Sin embargo, frente al Estado de Derecho y a la libertad económica surgen dos enemigos que van a ser capaces de dominar todo un siglo: el nacionalismo y el socialismo. Aunque no idénticos, ambos comparten los mismos odios, la industrialización y el libre mercado; idéntico objetivo, regresar a una sociedad precapitalista, e igual principio, que el individuo deje de ser soberano para quedar otra vez sometido, esta vez al grupo, a la raza, a la clase social, al Estado o a la nación en minúscula. Es, en una palabra, el nacionalismo comunitario que tan fácilmente converge con el socialismo y termina engendrando el monstruo: el nacional socialismo. Johann G. Fichte, uno de los padres del nacionalismo “moderno” y que Engels consideró inspirador del comunismo alemán, fue tan enemigo de la libertad individual como defensor de la economía planificada. No hace falta irse tan lejos.
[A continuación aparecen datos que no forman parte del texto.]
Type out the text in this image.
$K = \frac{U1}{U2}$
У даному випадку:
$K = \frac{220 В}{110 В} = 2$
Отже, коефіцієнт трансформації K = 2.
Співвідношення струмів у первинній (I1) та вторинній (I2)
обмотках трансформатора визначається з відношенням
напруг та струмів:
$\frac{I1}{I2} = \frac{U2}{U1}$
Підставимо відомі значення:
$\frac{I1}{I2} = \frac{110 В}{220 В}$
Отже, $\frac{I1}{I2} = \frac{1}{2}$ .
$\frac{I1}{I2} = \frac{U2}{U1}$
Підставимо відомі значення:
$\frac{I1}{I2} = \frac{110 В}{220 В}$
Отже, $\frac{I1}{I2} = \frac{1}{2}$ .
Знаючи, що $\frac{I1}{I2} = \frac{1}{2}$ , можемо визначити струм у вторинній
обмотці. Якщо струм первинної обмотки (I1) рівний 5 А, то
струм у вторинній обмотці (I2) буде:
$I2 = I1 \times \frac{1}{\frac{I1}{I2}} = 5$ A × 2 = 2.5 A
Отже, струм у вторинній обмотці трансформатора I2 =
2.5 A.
El insigne Sabino Arana elabora su demencia racista con los últimos vestigios del carlismo, ese movimiento que tanto añoró el viejo régimen y que despertó las simpatías de Marx.
 
Con tantos vasos comunicantes que tienen y han tenido el nacionalismo y el socialismo, es fácil comprender que Izquierda Unida se identifique tanto con el nacionalismo más radical y que el PSOE sienta una atracción irrefrenable hacia los nacionalismos excluyentes. Pero es de naturaleza tan radicalmente opuesta el nacionalismo y la defensa de la soberanía nacional, que es difícil admitir que puedan denominarse con la misma palabra.